É de se notar também a contraposição entre Odete e Raquel, personagem interpretada por Thaís Araújo. Raquel é uma mulher simples, que trabalha duro para vencer na vida e que não aceita propostas desonestas. Raquel, durante a trama, se recusa a utilizar um dinheiro de origem escusa, que encontrou entre os pertences do falecido marido. Em alguns momentos da trama, Odete e Raquel contracenam. Odete, curiosamente, obtém mais adesão dos espectadores nos comentários do que Raquel, que é classificada como uma “chata” ,“irritante”, provavelmente pelo rigor do caráter.
Não foram as mocinhas e vilãs da teledramaturgia que mudaram . Foi a internet que mudou a forma de manifestação de pensamento. Antes da internet, as opiniões sobre a dramaturgia seguiam a formalidade das resenhas críticas qualificadas e o termômetro de popularidade dessas tramas era a pontuação da audiência pelo IBOPE. Com o advento da internet, os telespectadores passaram a interagir sem mediações com os conteúdos. No ambiente das redes sociais e em 2025, a reação do publico às tramas televisivas é manifestada sem filtro e em tempo real, informalmente, no ambiente intimista das postagens nas redes, abertas a comentários públicos.
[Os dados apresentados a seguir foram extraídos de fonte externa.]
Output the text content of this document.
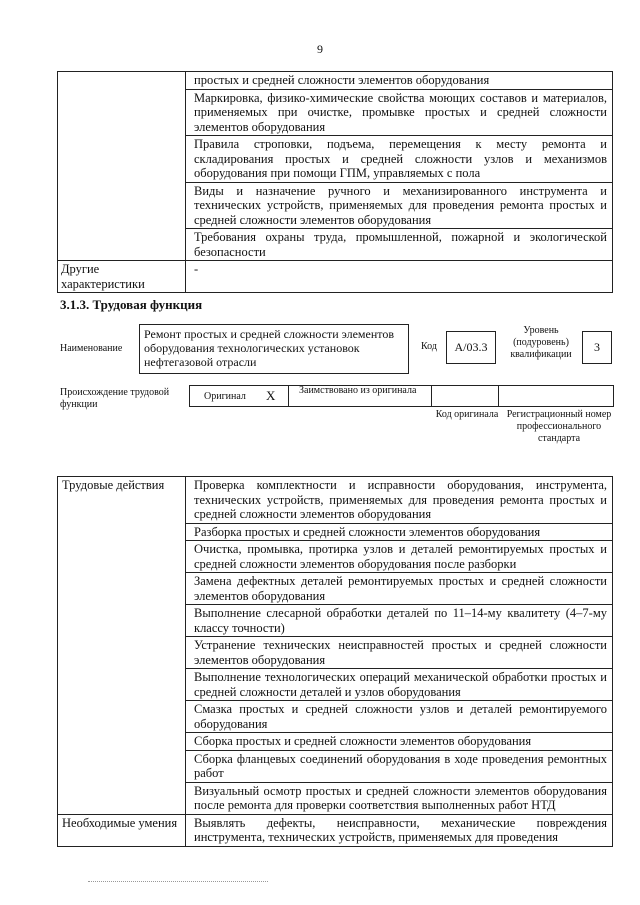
9

	простых и средней сложности элементов оборудования

	Маркировка, физико-химические свойства моющих составов и материалов, применяемых при очистке, промывке простых и средней сложности элементов оборудования

	Правила строповки, подъема, перемещения к месту ремонта и складирования простых и средней сложности узлов и механизмов оборудования при помощи ГПМ, управляемых с пола

	Виды и назначение ручного и механизированного инструмента и технических устройств, применяемых для проведения ремонта простых и средней сложности элементов оборудования

	Требования охраны труда, промышленной, пожарной и экологической безопасности

Другие характеристики	-
3.1.3. Трудовая функция
Наименование
Ремонт простых и средней сложности элементов оборудования технологических установок нефтегазовой отрасли
Код	А/03.3
Уровень (подуровень) квалификации
3
Происхождение трудовой функции
Оригинал X Заимствовано из оригинала
Код оригинала Регистрационный номер профессионального стандарта
Трудовые действия	Проверка комплектности и исправности оборудования, инструмента, технических устройств, применяемых для проведения ремонта простых и средней сложности элементов оборудования

	Разборка простых и средней сложности элементов оборудования

	Очистка, промывка, протирка узлов и деталей ремонтируемых простых и средней сложности элементов оборудования после разборки

	Замена дефектных деталей ремонтируемых простых и средней сложности элементов оборудования

	Выполнение слесарной обработки деталей по 11–14-му квалитету (4–7-му классу точности)

	Устранение технических неисправностей простых и средней сложности элементов оборудования

	Выполнение технологических операций механической обработки простых и средней сложности деталей и узлов оборудования

	Смазка простых и средней сложности узлов и деталей ремонтируемого оборудования

	Сборка простых и средней сложности элементов оборудования

	Сборка фланцевых соединений оборудования в ходе проведения ремонтных работ

	Визуальный осмотр простых и средней сложности элементов оборудования после ремонта для проверки соответствия выполненных работ НТД

Необходимые умения	Выявлять дефекты, неисправности, механические повреждения инструмента, технических устройств, применяемых для проведения
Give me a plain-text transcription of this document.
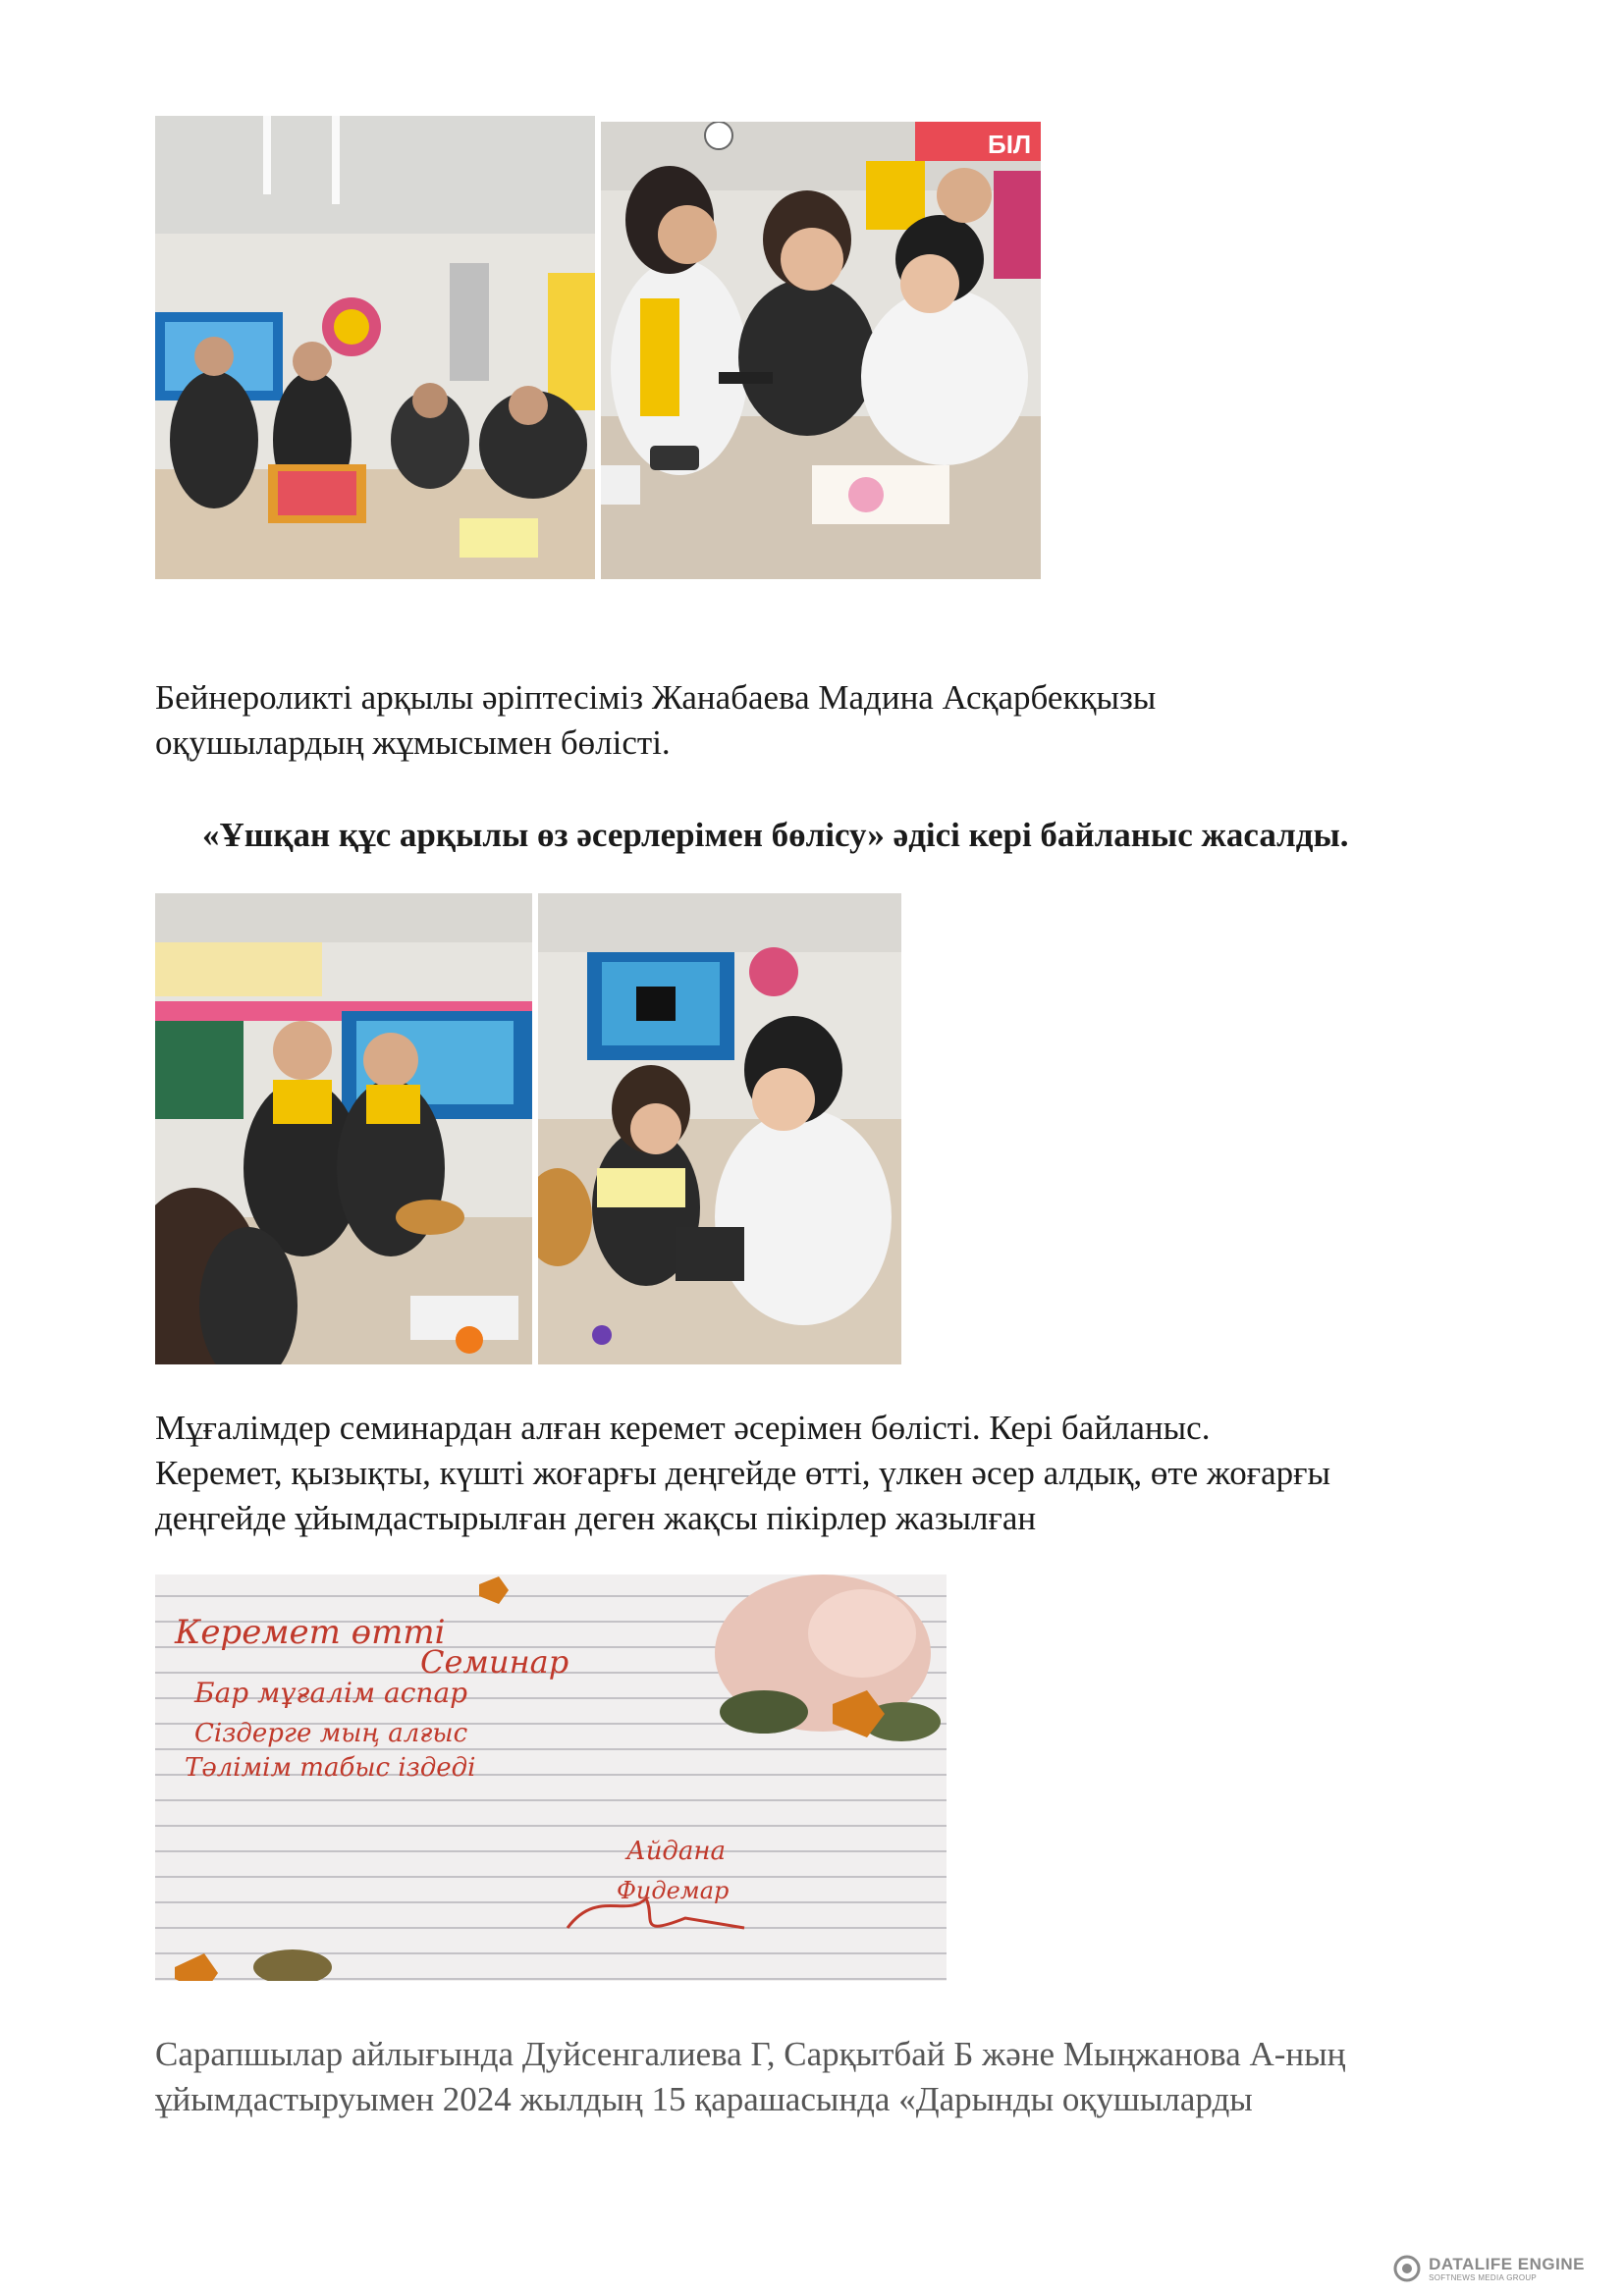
БІЛ
Бейнероликті арқылы әріптесіміз Жанабаева Мадина Асқарбекқызы
оқушылардың жұмысымен бөлісті.
«Ұшқан құс арқылы өз әсерлерімен бөлісу» әдісі кері байланыс жасалды.
Мұғалімдер семинардан алған керемет әсерімен бөлісті. Кері байланыс.
Керемет, қызықты, күшті жоғарғы деңгейде өтті, үлкен әсер алдық, өте жоғарғы
деңгейде ұйымдастырылған деген жақсы пікірлер жазылған
Керемет өтті
Семинар
Бар мұғалім аспар
Сіздерге мың алғыс
Тәлімім табыс іздеді
Айдана
Фидемар
Сарапшылар айлығында Дуйсенгалиева Г, Сарқытбай Б және Мыңжанова А-ның
ұйымдастыруымен 2024 жылдың 15 қарашасында «Дарынды оқушыларды
DATALIFE ENGINE
SOFTNEWS MEDIA GROUP
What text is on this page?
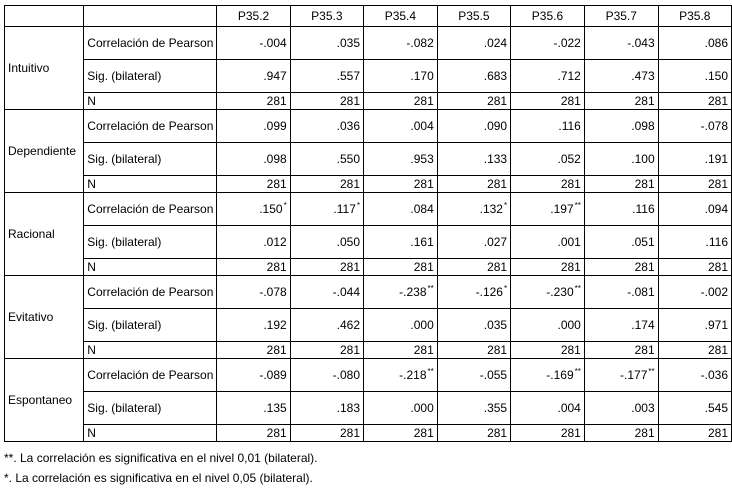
		P35.2	P35.3	P35.4	P35.5	P35.6	P35.7	P35.8
Intuitivo	Correlación de Pearson	-.004	.035	-.082	.024	-.022	-.043	.086
	Sig. (bilateral)	.947	.557	.170	.683	.712	.473	.150
	N	281	281	281	281	281	281	281
Dependiente	Correlación de Pearson	.099	.036	.004	.090	.116	.098	-.078
	Sig. (bilateral)	.098	.550	.953	.133	.052	.100	.191
	N	281	281	281	281	281	281	281
Racional	Correlación de Pearson	.150*	.117*	.084	.132*	.197**	.116	.094
	Sig. (bilateral)	.012	.050	.161	.027	.001	.051	.116
	N	281	281	281	281	281	281	281
Evitativo	Correlación de Pearson	-.078	-.044	-.238**	-.126*	-.230**	-.081	-.002
	Sig. (bilateral)	.192	.462	.000	.035	.000	.174	.971
	N	281	281	281	281	281	281	281
Espontaneo	Correlación de Pearson	-.089	-.080	-.218**	-.055	-.169**	-.177**	-.036
	Sig. (bilateral)	.135	.183	.000	.355	.004	.003	.545
	N	281	281	281	281	281	281	281
**. La correlación es significativa en el nivel 0,01 (bilateral).
*. La correlación es significativa en el nivel 0,05 (bilateral).
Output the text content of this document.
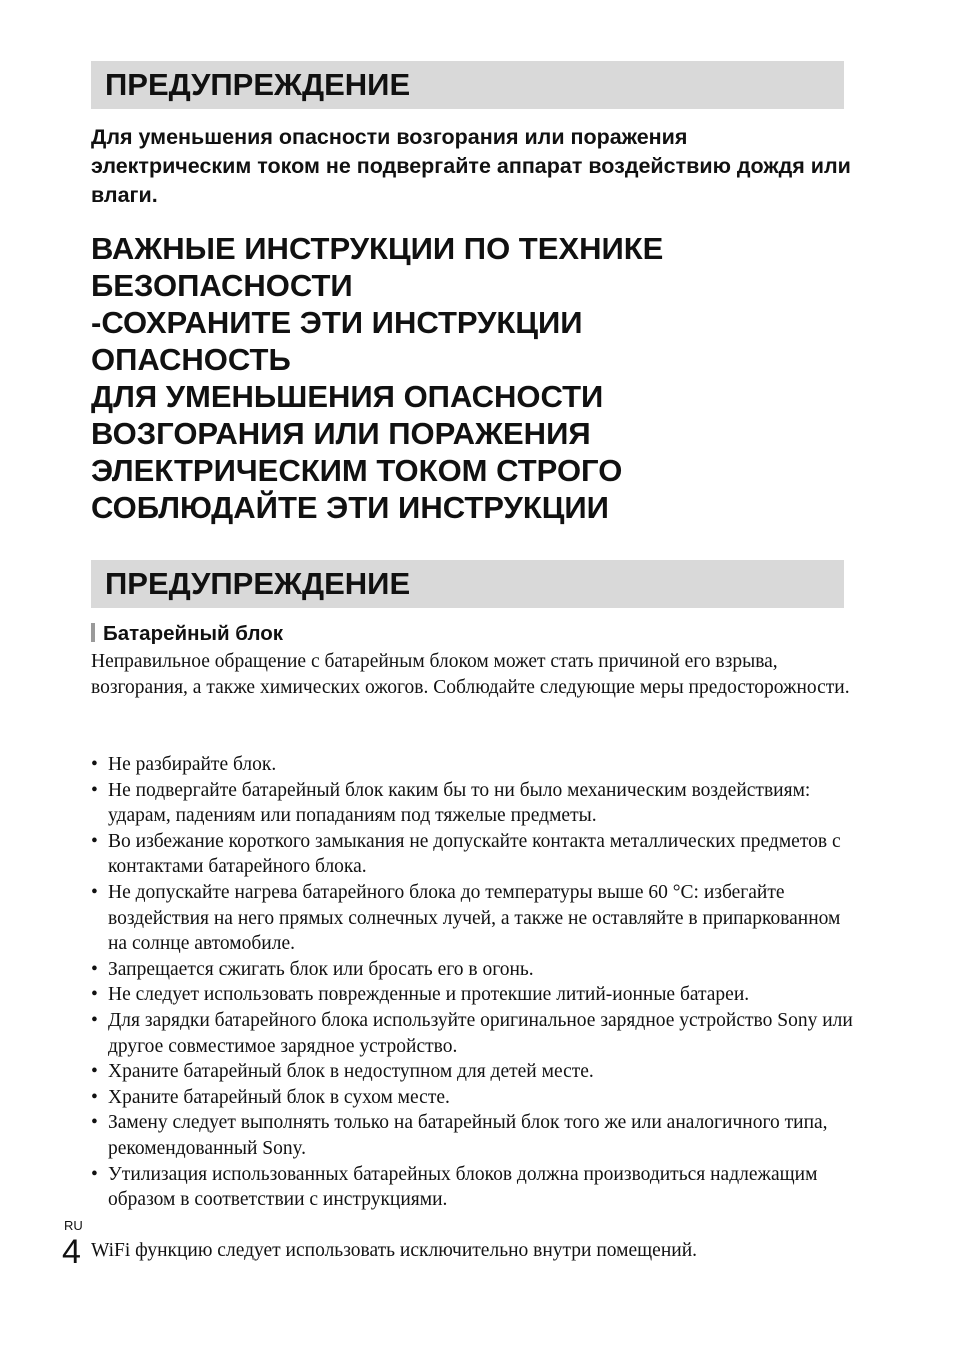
ПРЕДУПРЕЖДЕНИЕ
Для уменьшения опасности возгорания или поражения электрическим током не подвергайте аппарат воздействию дождя или влаги.
ВАЖНЫЕ ИНСТРУКЦИИ ПО ТЕХНИКЕ
БЕЗОПАСНОСТИ
-СОХРАНИТЕ ЭТИ ИНСТРУКЦИИ
ОПАСНОСТЬ
ДЛЯ УМЕНЬШЕНИЯ ОПАСНОСТИ
ВОЗГОРАНИЯ ИЛИ ПОРАЖЕНИЯ
ЭЛЕКТРИЧЕСКИМ ТОКОМ СТРОГО
СОБЛЮДАЙТЕ ЭТИ ИНСТРУКЦИИ
ПРЕДУПРЕЖДЕНИЕ
Батарейный блок
Неправильное обращение с батарейным блоком может стать причиной его взрыва, возгорания, а также химических ожогов. Соблюдайте следующие меры предосторожности.
• Не разбирайте блок.
• Не подвергайте батарейный блок каким бы то ни было механическим воздействиям: ударам, падениям или попаданиям под тяжелые предметы.
• Во избежание короткого замыкания не допускайте контакта металлических предметов с контактами батарейного блока.
• Не допускайте нагрева батарейного блока до температуры выше 60 °C: избегайте воздействия на него прямых солнечных лучей, а также не оставляйте в припаркованном на солнце автомобиле.
• Запрещается сжигать блок или бросать его в огонь.
• Не следует использовать поврежденные и протекшие литий-ионные батареи.
• Для зарядки батарейного блока используйте оригинальное зарядное устройство Sony или другое совместимое зарядное устройство.
• Храните батарейный блок в недоступном для детей месте.
• Храните батарейный блок в сухом месте.
• Замену следует выполнять только на батарейный блок того же или аналогичного типа, рекомендованный Sony.
• Утилизация использованных батарейных блоков должна производиться надлежащим образом в соответствии с инструкциями.
RU
4 WiFi функцию следует использовать исключительно внутри помещений.
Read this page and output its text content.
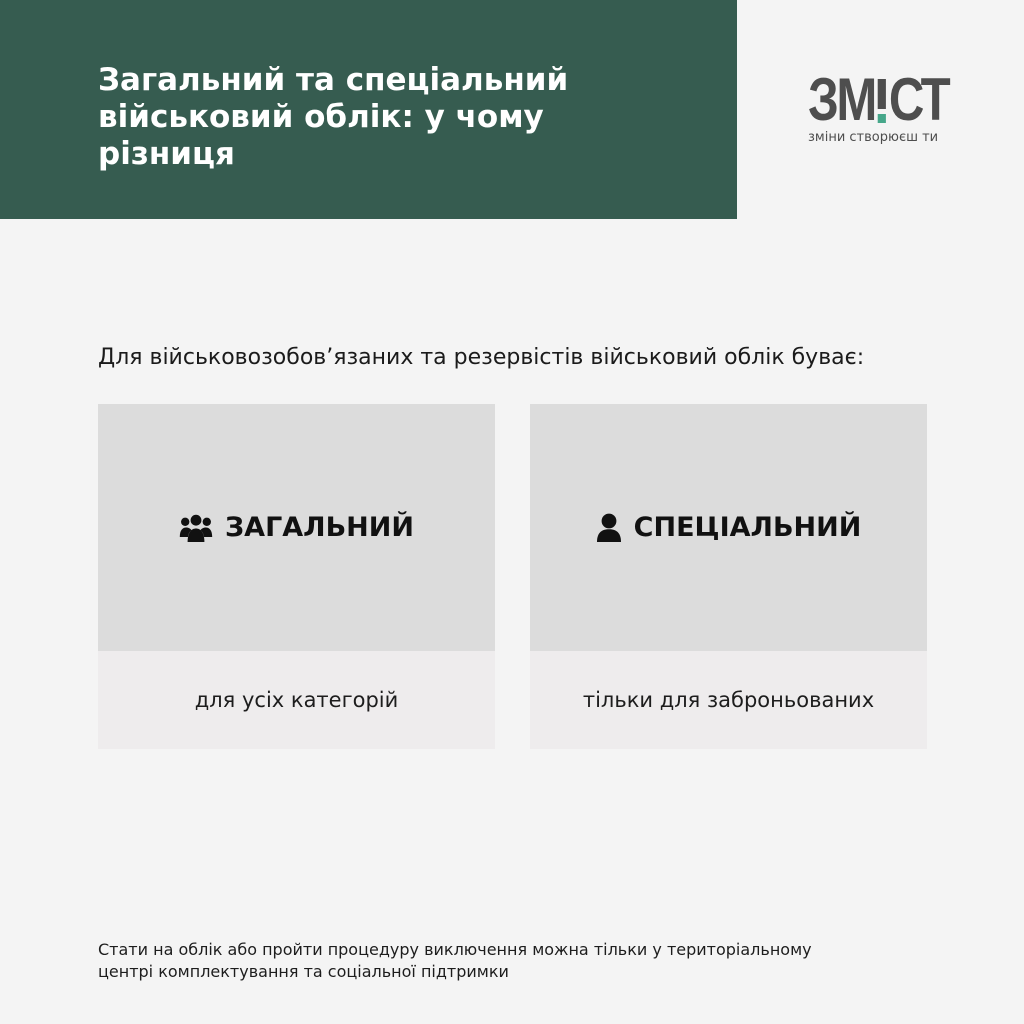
Загальний та спеціальний військовий облік: у чому різниця
ЗМ СТ
зміни створюєш ти

Для військовозобов’язаних та резервістів військовий облік буває:

ЗАГАЛЬНИЙ
для усіх категорій
СПЕЦІАЛЬНИЙ
тільки для заброньованих

Стати на облік або пройти процедуру виключення можна тільки у територіальному центрі комплектування та соціальної підтримки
Odete e suas tiradas diretas é qualificada como “sensata” por muitos internautas, que a veem como uma mulher rica e poderosa, que comanda a família e os negócios com punhos de aço. É bastante curiosa a relativização pelo público da vilania de Odete. Há comentaristas que reclamam da polidez e pouca crueldade de Odete, por exemplo, quando, contracenando com a filha Helena, chamou-a de alcoolista, termo mais polido do que alcoólatra. A vilã está bem próxima de seus espectadores, em linha direta! Humana, demasiado humana, Odete vai ganhando simpatia e adesão de seu público, que já manifesta o desejo de que a vilã não morra nesta edição da novela, como ocorreu na primeira edição.
Manuela Dias, escritora dos diálogos do remake de Vale Tudo, tem sido confrontada pelos espectadores da trama na reelaboração de alguns diálogos da primeira versão, como em uma cena em que Odete se pronunciava sobre crimes e penas no Brasil, se dizendo adepta de penas do Talião. Manuela alivia os diálogos de Odete, mas, como em uma arena de gladiadores, o público quer mais crueldade. A internet, definitivamente, modificou o modo de fazer cinema e dramaturgia. O público exige e se posiciona com torça, imponto roteiros e valores. Vale Tudo tem falado muito mais sobre o brasileiro médio do que sobre Odete Roitman.